I think everyone should think locally. Start a comic club. It doesn’t have to be a “drink and draw” at a bar. It could be just meeting at the library once a week or once a month. Start a fanzine or a Tumblr or something.
Just figure out a way to introduce the social element that is difficult to achieve in our scene. We don’t have openings like art galleries. We have signings. And usually at a store that doesn’t have any chairs. Galleries don’t have chairs either but you catch my drift. Signings are a mixed bag. I know that I always feel obligated to buy the book if I go to a signing. I don’t feel obligated to buy something on view at a gallery if I go to an opening. And shows – at least alt-comics shows – are competitive. Competitive to get into and competitive on the floor. There’s only so much money around.

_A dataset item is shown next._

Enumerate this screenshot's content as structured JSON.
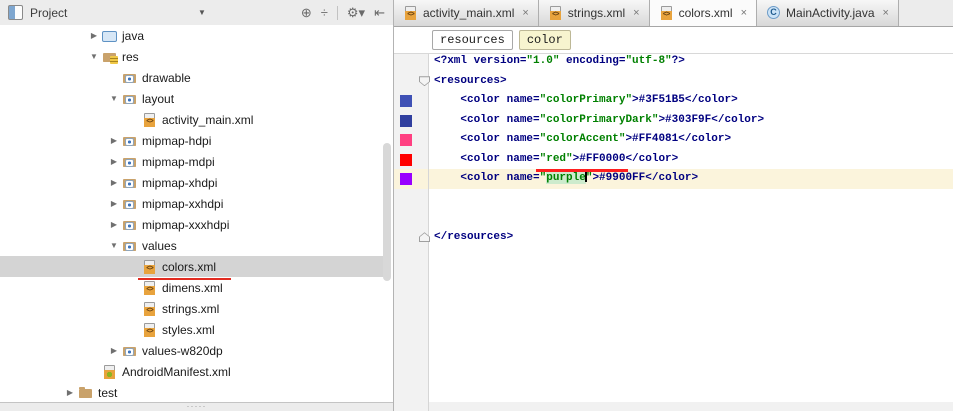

I was lucky to literally grow up at a comics shop that had chairs. And couches. Bill Boichel’s store was the only store in the neighborhood that didn’t have a sign that read, “Kids must be accompanied by an adult.” We got to hangout and shoot the shit. With the older kids. And then we started a fanzine and then an anthology. Soon we had a scene. And I don’t mean scene in the negative way like it was a clique. I mean, the store fostered a community spirit—not a competitive one.
I’ve been doing these “academy classes” “comic-book sales” in my NYC summer studio. I tried doing this in a coffee shop in Pittsburgh and it worked too. I like the idea of a “floating academy” or a “floating comic con”. But really it’s just a comics club. Just take over a coffee shop corner or a few tables at Whole Foods and tell people to come hang out. Forget spending tons of money on a table at a show a million miles away from your house. Think locally. Community form as commodity form. Take a while. Think about it. (I stole that last line from Bill Boichel).